Dominance (D) varied both annually and seasonally in both habitats. The highest values were found in most summers. However, in 2015 spring and autumn had higher values than summer in the benthic habitat while in the pelagic habitat, springs of 2009 and 2017 showed relatively higher values (Fig. S3). In the benthic habitats, smoothing terms showed that D is unstable at temperatures below 5°C then gradually increases up to 14°C after which it remains stable to 18°C. This is followed by an increase at temperatures above 19°C (Fig. 8, a). A similar pattern occurred in the pelagic habitat. However, the wide 95% confidence interval indicates the uncertainties in D at temperatures above 16°C (Fig. 8, b). Water temperature explained 10% and 6% variations in D in the benthic and pelagic habitats, respectively. The factor year explained 9% and 6% of the variability in D in benthic and pelagic habitats, respectively. The factor season on the other hand explained 7% variability in benthic and only 2% in the pelagic habitats (Tables 3 and 4).

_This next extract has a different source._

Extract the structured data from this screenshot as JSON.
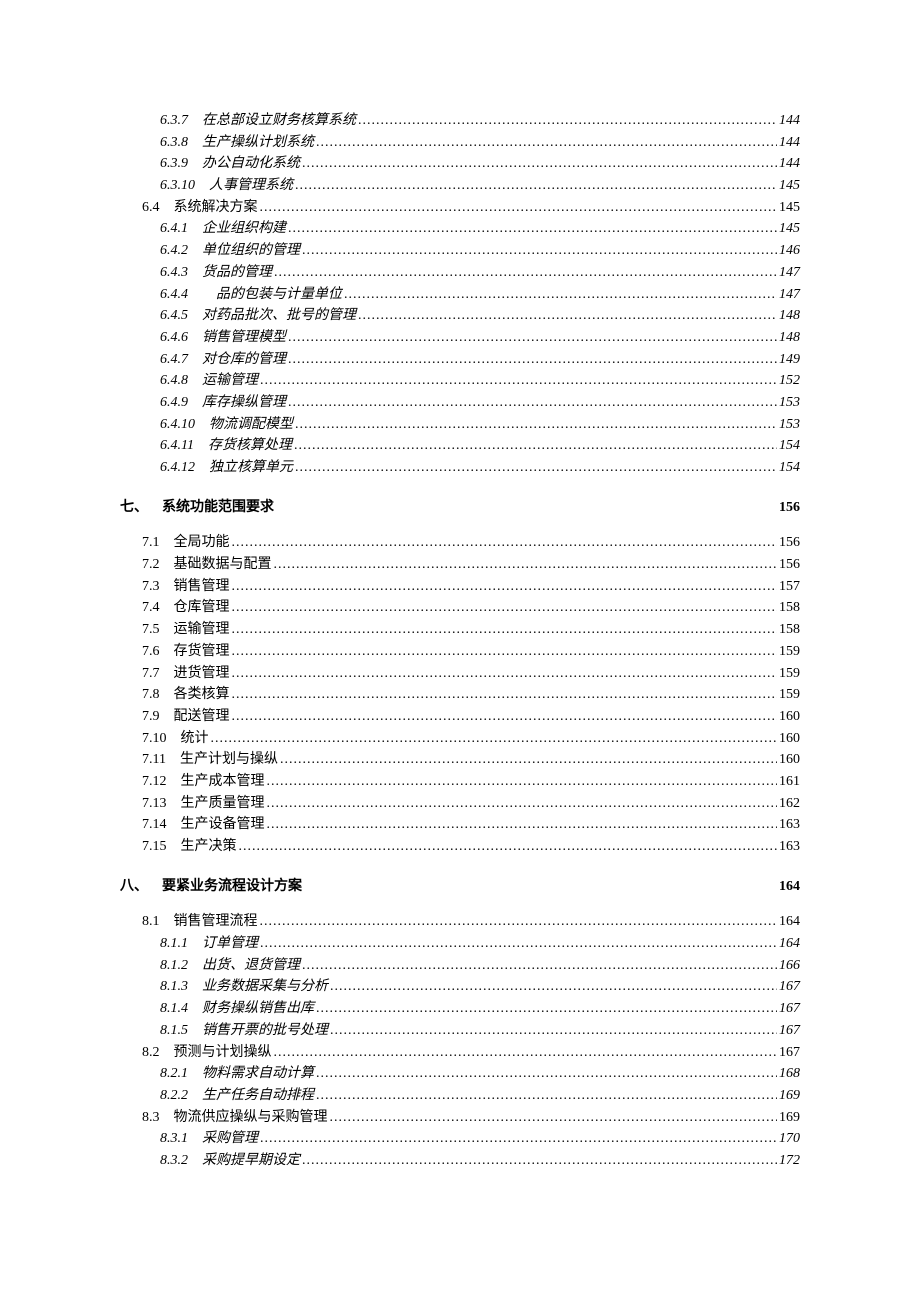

Shannon-Wiener Index (H) varied annually and across seasons in both habitats. Generally, H was high in winter and low in summer. However, in 2017 spring showed the highest H values in the benthic habitat, and springs of 2012, 2016, and 2017 had the highest values in the pelagic habitats (Fig. S4). Smoothing terms of water temperature showed a gradual increase in H from 1°C obtaining a maximum value at 5°C in both benthic and pelagic habitats (Fig. 9), which represents an equal proportion of all species at this temperature. As temperatures increase beyond 5°C, H gradually declines in all the habitats. However, in the benthic habitat, H was stable between 14°C and 18°C after which further decline occurs at higher temperatures. Water temperature explained 11% variability in H in both habitats. The factor year explained 9% and 8% variations in H while season explained 7% and 4% of the same in the benthic and pelagic habitats, respectively (Table 3 and Table 4).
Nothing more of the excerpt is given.